Comment 19 Rohan Kanade 2017-12-08 09:32:06 UTC
@Lubos, few questions for you

1) Do you see data for brick_beta_arbiter_1/1 in Tendrl grafana dashboard and UI?
2) Do you see data related to volume "volume_beta_arbiter_2_plus_1x2" in Tendrl grafana dashboard and UI? 

3) Do you get alerts saying "brick_beta_arbiter_1/1" not found or status of "brick_beta_arbiter_1/1" or "volume_beta_arbiter_2_plus_1x2" is stopped or failed?



Tendrl central store is a cache and not a database, if there's cache miss/errors which are logged in collectd or tendrl agents at some point in time, it is normal.

Comment 20 Lubos Trilety 2017-12-08 12:44:23 UTC
(In reply to Rohan Kanade from comment #19)
> @Lubos, few questions for you
> 
> 1) Do you see data for brick_beta_arbiter_1/1 in Tendrl grafana dashboard
> and UI?
> 2) Do you see data related to volume "volume_beta_arbiter_2_plus_1x2" in
> Tendrl grafana dashboard and UI? 
> 
> 3) Do you get alerts saying "brick_beta_arbiter_1/1" not found or status of
> "brick_beta_arbiter_1/1" or "volume_beta_arbiter_2_plus_1x2" is stopped or
> failed?
> 
> 
> 
> Tendrl central store is a cache and not a database, if there's cache
> miss/errors which are logged in collectd or tendrl agents at some point in
> time, it is normal.

Sorry, I don't have the cluster any more.
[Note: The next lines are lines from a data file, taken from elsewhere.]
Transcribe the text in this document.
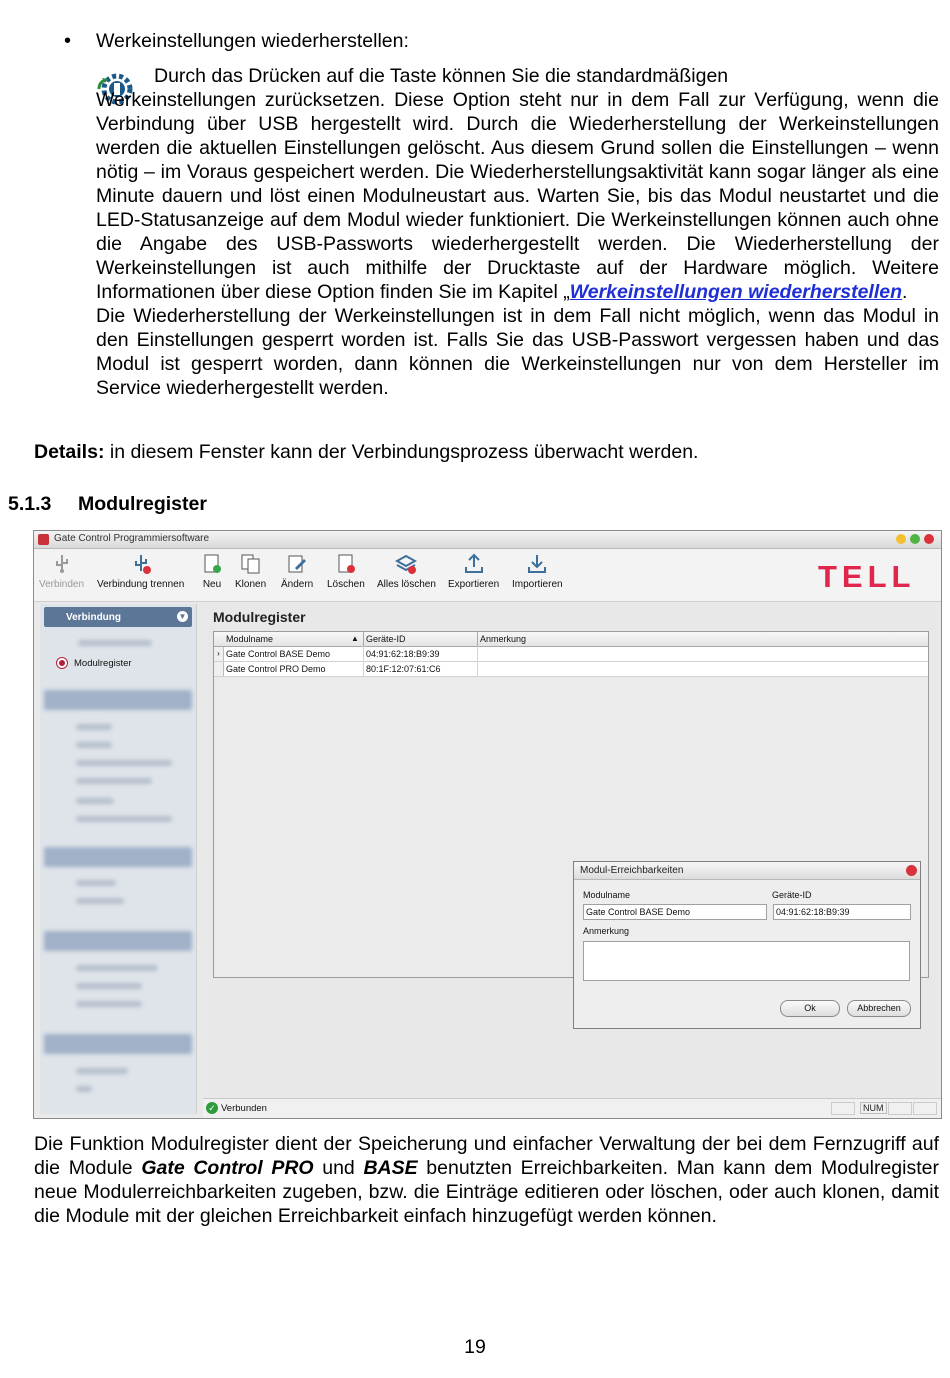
• Werkeinstellungen wiederherstellen:
Durch das Drücken auf die Taste können Sie die standardmäßigen
Werkeinstellungen zurücksetzen. Diese Option steht nur in dem Fall zur Verfügung, wenn die Verbindung über USB hergestellt wird. Durch die Wiederherstellung der Werkeinstellungen werden die aktuellen Einstellungen gelöscht. Aus diesem Grund sollen die Einstellungen – wenn nötig – im Voraus gespeichert werden. Die Wiederherstellungsaktivität kann sogar länger als eine Minute dauern und löst einen Modulneustart aus. Warten Sie, bis das Modul neustartet und die LED-Statusanzeige auf dem Modul wieder funktioniert. Die Werkeinstellungen können auch ohne die Angabe des USB-Passworts wiederhergestellt werden. Die Wiederherstellung der Werkeinstellungen ist auch mithilfe der Drucktaste auf der Hardware möglich. Weitere Informationen über diese Option finden Sie im Kapitel „Werkeinstellungen wiederherstellen.
Die Wiederherstellung der Werkeinstellungen ist in dem Fall nicht möglich, wenn das Modul in den Einstellungen gesperrt worden ist. Falls Sie das USB-Passwort vergessen haben und das Modul ist gesperrt worden, dann können die Werkeinstellungen nur von dem Hersteller im Service wiederhergestellt werden.
Details: in diesem Fenster kann der Verbindungsprozess überwacht werden.
5.1.3 Modulregister
Gate Control Programmiersoftware
Verbinden Verbindung trennen Neu Klonen Ändern Löschen Alles löschen Exportieren Importieren	TELL
Verbindung	▼
Modulregister
Modulregister
Modulname	▲ Geräte-ID	Anmerkung
› Gate Control BASE Demo	04:91:62:18:B9:39
Gate Control PRO Demo	80:1F:12:07:61:C6
Modul-Erreichbarkeiten
Modulname
Gate Control BASE Demo
Geräte-ID
04:91:62:18:B9:39
Anmerkung
Ok	Abbrechen
✓ Verbunden	NUM
Die Funktion Modulregister dient der Speicherung und einfacher Verwaltung der bei dem Fernzugriff auf die Module Gate Control PRO und BASE benutzten Erreichbarkeiten. Man kann dem Modulregister neue Modulerreichbarkeiten zugeben, bzw. die Einträge editieren oder löschen, oder auch klonen, damit die Module mit der gleichen Erreichbarkeit einfach hinzugefügt werden können.
19
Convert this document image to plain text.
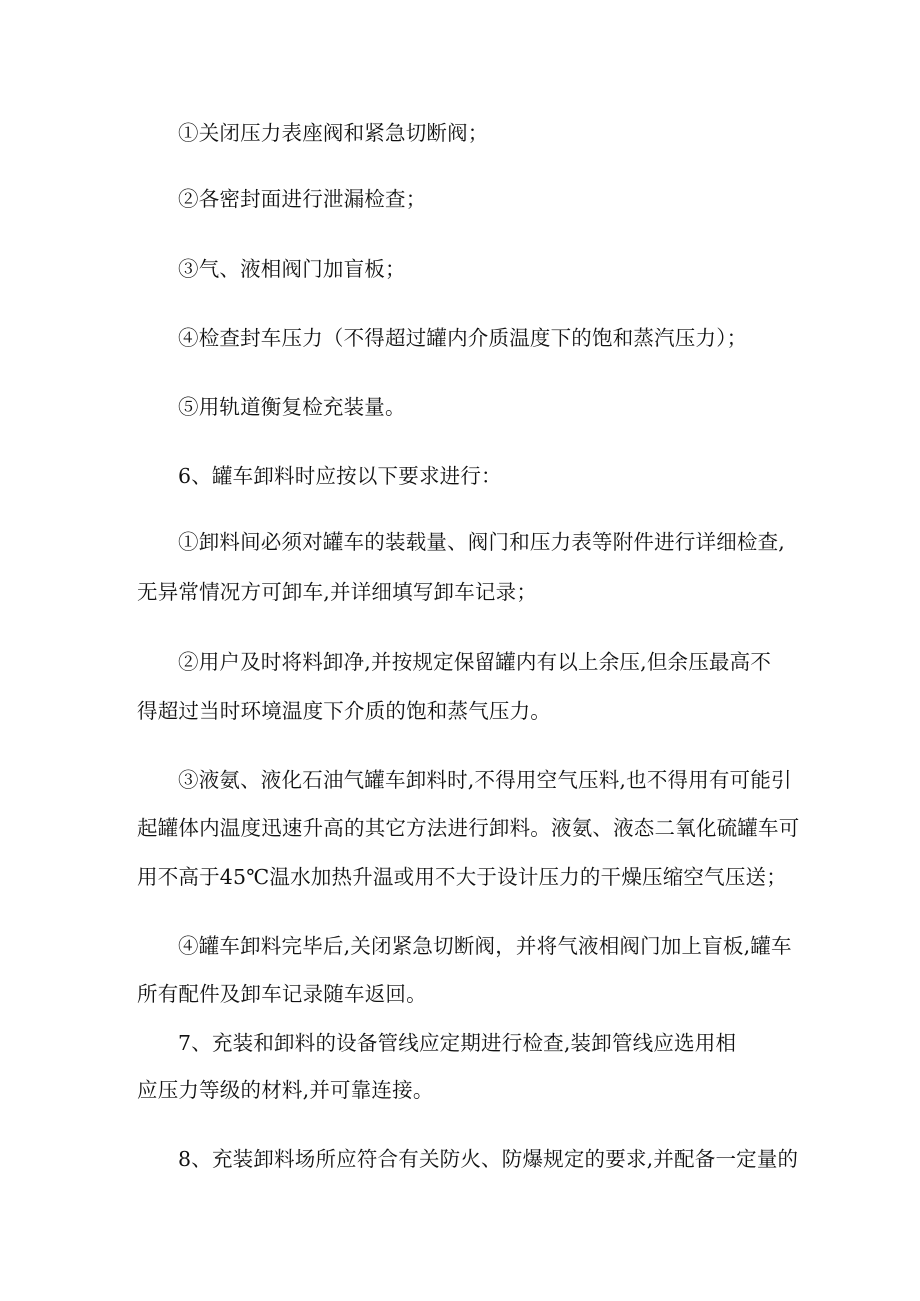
①关闭压力表座阀和紧急切断阀；
②各密封面进行泄漏检查；
③气、液相阀门加盲板；
④检查封车压力（不得超过罐内介质温度下的饱和蒸汽压力）；
⑤用轨道衡复检充装量。
6、罐车卸料时应按以下要求进行：
①卸料间必须对罐车的装载量、阀门和压力表等附件进行详细检查,
无异常情况方可卸车,并详细填写卸车记录；
②用户及时将料卸净,并按规定保留罐内有以上余压,但余压最高不
得超过当时环境温度下介质的饱和蒸气压力。
③液氨、液化石油气罐车卸料时,不得用空气压料,也不得用有可能引
起罐体内温度迅速升高的其它方法进行卸料。液氨、液态二氧化硫罐车可
用不高于45℃温水加热升温或用不大于设计压力的干燥压缩空气压送；
④罐车卸料完毕后,关闭紧急切断阀，并将气液相阀门加上盲板,罐车
所有配件及卸车记录随车返回。
7、充装和卸料的设备管线应定期进行检查,装卸管线应选用相
应压力等级的材料,并可靠连接。
8、充装卸料场所应符合有关防火、防爆规定的要求,并配备一定量的
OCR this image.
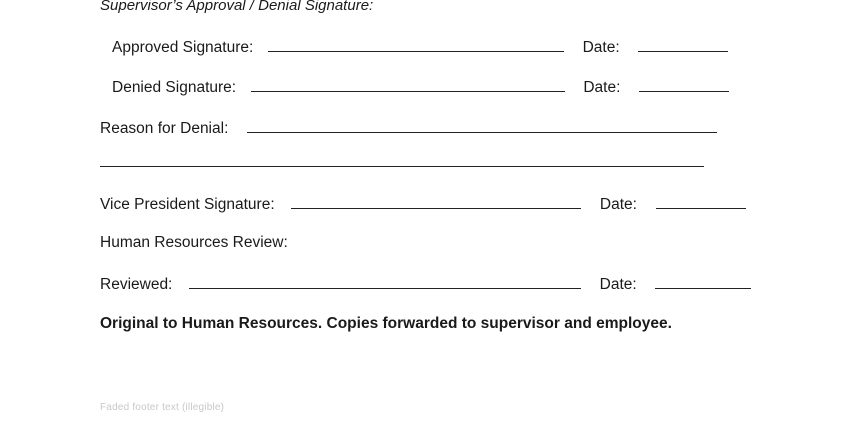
Supervisor’s Approval / Denial Signature:
Approved Signature:	Date:
Denied Signature:	Date:
Reason for Denial:
Vice President Signature:	Date:
Human Resources Review:
Reviewed:	Date:
Original to Human Resources. Copies forwarded to supervisor and employee.
Faded footer text (illegible)
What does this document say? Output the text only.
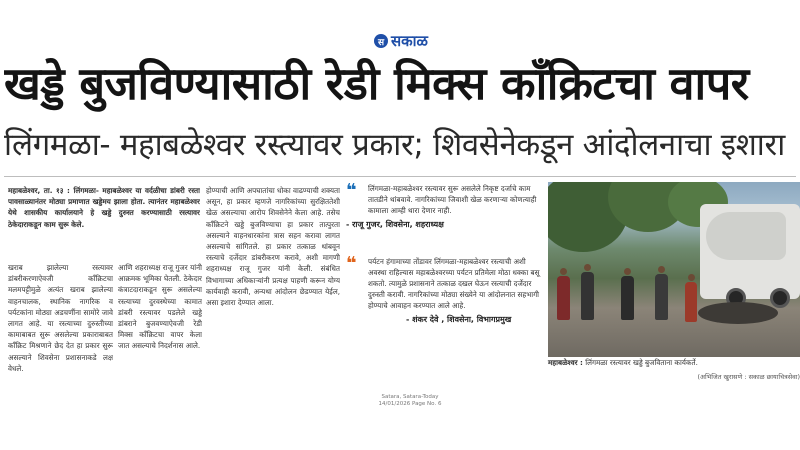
स सकाळ
खड्डे बुजविण्यासाठी रेडी मिक्स कॉंक्रिटचा वापर
लिंगमळा- महाबळेश्वर रस्त्यावर प्रकार; शिवसेनेकडून आंदोलनाचा इशारा
महाबळेश्वर, ता. १३ : लिंगमळा- महाबळेश्वर या वर्दळीचा डांबरी रस्ता पावसाळ्यानंतर मोठ्या प्रमाणात खड्डेमय झाला होता. त्यानंतर महाबळेश्वर येथे शासकीय कार्यालयाने हे खड्डे दुरुस्त करण्यासाठी रस्त्यावर ठेकेदाराकडून काम सुरू केले.
खराब झालेल्या रस्त्यावर डांबरीकरणाऐवजी काँक्रिटचा मलमपट्टीमुळे अत्यंत खराब झालेल्या वाहनचालक, स्थानिक नागरिक व पर्यटकांना मोठ्या अडचणींना सामोरे जावे लागत आहे. या रस्त्याच्या दुरुस्तीच्या कामाबाबत सुरू असलेल्या प्रकाराबाबत काँक्रिट मिश्रणाने छेद देत हा प्रकार सुरू असल्याने शिवसेना प्रशासनाकडे लक्ष वेधले.
आणि शहराध्यक्ष राजू गुजर यांनी आक्रमक भूमिका घेतली. ठेकेदार कंत्राटदाराकडून सुरू असलेल्या रस्त्याच्या दुरवस्थेच्या कामात डांबरी रस्त्यावर पडलेले खड्डे डांबराने बुजवण्याऐवजी रेडी मिक्स काँक्रिटचा वापर केला जात असल्याचे निदर्शनास आले.
होण्याची आणि अपघातांचा धोका वाढण्याची शक्यता असून, हा प्रकार म्हणजे नागरिकांच्या सुरक्षिततेशी खेळ असल्याचा आरोप शिवसेनेने केला आहे. तसेच काँक्रिटने खड्डे बुजविण्याचा हा प्रकार तात्पुरता असल्याने वाहनधारकांना त्रास सहन करावा लागत असल्याचे सांगितले. हा प्रकार तत्काळ थांबवून रस्त्याचे दर्जेदार डांबरीकरण करावे, अशी मागणी शहराध्यक्ष राजू गुजर यांनी केली. संबंधित विभागाच्या अधिकाऱ्यांनी प्रत्यक्ष पाहणी करून योग्य कार्यवाही करावी, अन्यथा आंदोलन छेडण्यात येईल, असा इशारा देण्यात आला.
❝ लिंगमळा-महाबळेश्वर रस्त्यावर सुरू असलेले निकृष्ट दर्जाचे काम तातडीने थांबवावे. नागरिकांच्या जिवाशी खेळ करणाऱ्या कोणत्याही कामाला आम्ही थारा देणार नाही.
- राजू गुजर, शिवसेना, शहराध्यक्ष
❝ पर्यटन हंगामाच्या तोंडावर लिंगमळा-महाबळेश्वर रस्त्याची अशी अवस्था राहिल्यास महाबळेश्वरच्या पर्यटन प्रतिमेला मोठा धक्का बसू शकतो. त्यामुळे प्रशासनाने तत्काळ दखल घेऊन रस्त्याची दर्जेदार दुरुस्ती करावी. नागरिकांच्या मोठ्या संख्येने या आंदोलनात सहभागी होण्याचे आवाहन करण्यात आले आहे.
- शंकर देवे , शिवसेना, विभागप्रमुख
महाबळेश्वर : लिंगमळा रस्त्यावर खड्डे बुजविताना कार्यकर्ते.
(अभिजित खुरासणे : सकाळ छायाचित्रसेवा)
Satara, Satara-Today
14/01/2026 Page No. 6
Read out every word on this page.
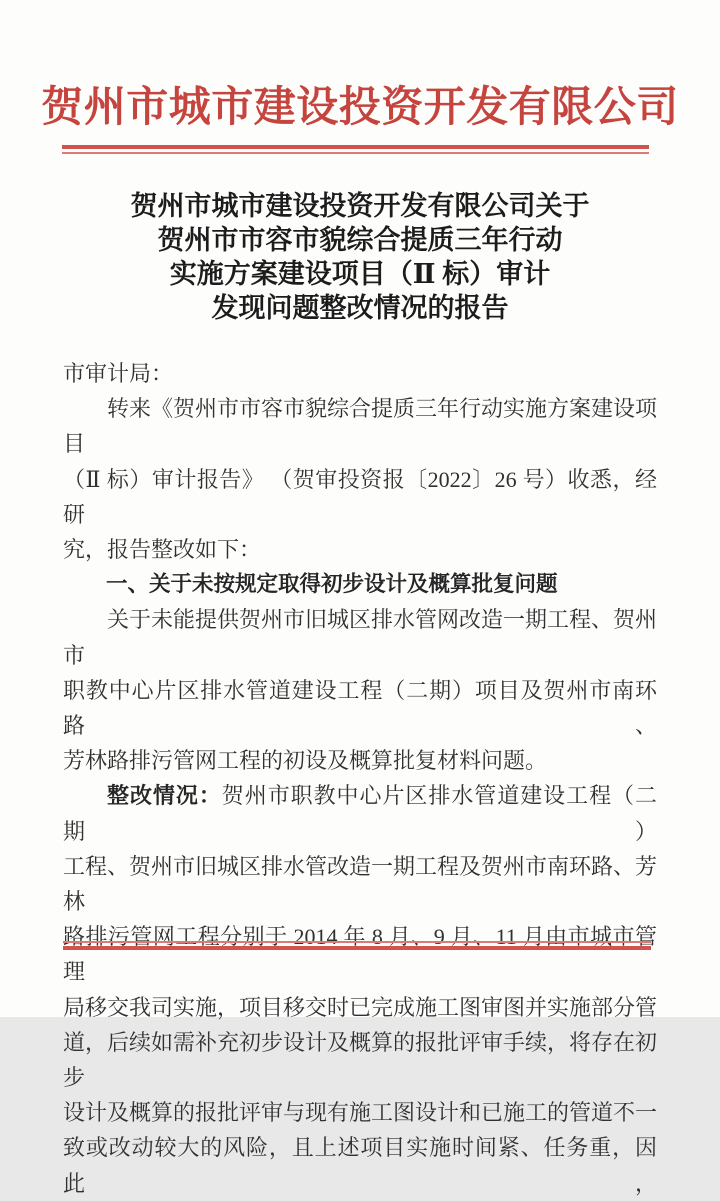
贺州市城市建设投资开发有限公司
贺州市城市建设投资开发有限公司关于
贺州市市容市貌综合提质三年行动
实施方案建设项目（Ⅱ 标）审计
发现问题整改情况的报告
市审计局：
转来《贺州市市容市貌综合提质三年行动实施方案建设项目
（Ⅱ 标）审计报告》 （贺审投资报〔2022〕26 号）收悉，经研
究，报告整改如下：
一、关于未按规定取得初步设计及概算批复问题
关于未能提供贺州市旧城区排水管网改造一期工程、贺州市
职教中心片区排水管道建设工程（二期）项目及贺州市南环路、
芳林路排污管网工程的初设及概算批复材料问题。
整改情况：贺州市职教中心片区排水管道建设工程（二期）
工程、贺州市旧城区排水管改造一期工程及贺州市南环路、芳林
路排污管网工程分别于 2014 年 8 月、9 月、11 月由市城市管理
局移交我司实施，项目移交时已完成施工图审图并实施部分管
道，后续如需补充初步设计及概算的报批评审手续，将存在初步
设计及概算的报批评审与现有施工图设计和已施工的管道不一
致或改动较大的风险，且上述项目实施时间紧、任务重，因此，
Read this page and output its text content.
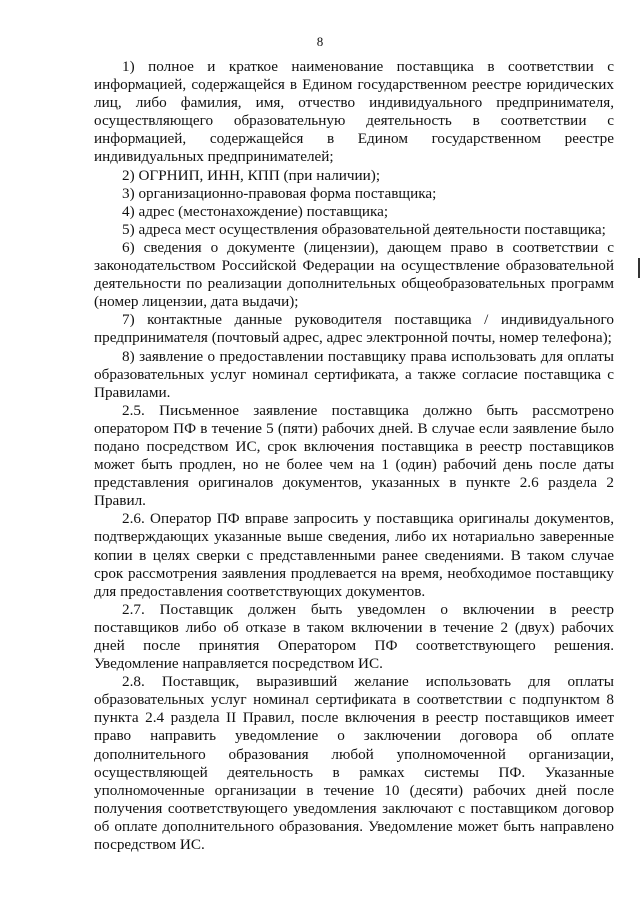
8

1) полное и краткое наименование поставщика в соответствии с информацией, содержащейся в Едином государственном реестре юридических лиц, либо фамилия, имя, отчество индивидуального предпринимателя, осуществляющего образовательную деятельность в соответствии с информацией, содержащейся в Едином государственном реестре индивидуальных предпринимателей;

2) ОГРНИП, ИНН, КПП (при наличии);

3) организационно-правовая форма поставщика;

4) адрес (местонахождение) поставщика;

5) адреса мест осуществления образовательной деятельности поставщика;

6) сведения о документе (лицензии), дающем право в соответствии с законодательством Российской Федерации на осуществление образовательной деятельности по реализации дополнительных общеобразовательных программ (номер лицензии, дата выдачи);

7) контактные данные руководителя поставщика / индивидуального предпринимателя (почтовый адрес, адрес электронной почты, номер телефона);

8) заявление о предоставлении поставщику права использовать для оплаты образовательных услуг номинал сертификата, а также согласие поставщика с Правилами.

2.5. Письменное заявление поставщика должно быть рассмотрено оператором ПФ в течение 5 (пяти) рабочих дней. В случае если заявление было подано посредством ИС, срок включения поставщика в реестр поставщиков может быть продлен, но не более чем на 1 (один) рабочий день после даты представления оригиналов документов, указанных в пункте 2.6 раздела 2 Правил.

2.6. Оператор ПФ вправе запросить у поставщика оригиналы документов, подтверждающих указанные выше сведения, либо их нотариально заверенные копии в целях сверки с представленными ранее сведениями. В таком случае срок рассмотрения заявления продлевается на время, необходимое поставщику для предоставления соответствующих документов.

2.7. Поставщик должен быть уведомлен о включении в реестр поставщиков либо об отказе в таком включении в течение 2 (двух) рабочих дней после принятия Оператором ПФ соответствующего решения. Уведомление направляется посредством ИС.

2.8. Поставщик, выразивший желание использовать для оплаты образовательных услуг номинал сертификата в соответствии с подпунктом 8 пункта 2.4 раздела II Правил, после включения в реестр поставщиков имеет право направить уведомление о заключении договора об оплате дополнительного образования любой уполномоченной организации, осуществляющей деятельность в рамках системы ПФ. Указанные уполномоченные организации в течение 10 (десяти) рабочих дней после получения соответствующего уведомления заключают с поставщиком договор об оплате дополнительного образования. Уведомление может быть направлено посредством ИС.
However I see the same errors on my other cluster. And for that:
1) I can see some data on Grafana dashboard for the brick for which error appears in log
2) Yes there are some data for the volume on UI and on Grafana too
3) Nope, no alerts received about bad state of any brick. When I kill the brick process I get the stop state alert correctly, the same for clearing alert when I start the brick daemon again.

That said if it's normal to have an error about missing device once per about an hour, than I am OK with moving this BZ to VERIFIED.

Comment 21 Rohan Kanade 2017-12-08 13:31:42 UTC
Please move to verified.

Comment 22 Lubos Trilety 2017-12-08 13:49:35 UTC
Tested with:
tendrl-node-agent-1.5.4-14.el7rhgs.noarch

With Comment 19 and Comment 20 in mind it seems to be working properly.

Comment 24 errata-xmlrpc 2017-12-18 04:39:57 UTC
Since the problem described in this bug report should be
resolved in a recent advisory, it has been closed with a
resolution of ERRATA.

For information on the advisory, and where to find the updated
files, follow the link below.

If the solution does not work for you, open a new bug report.

https://access.redhat.com/errata/RHEA-2017:3478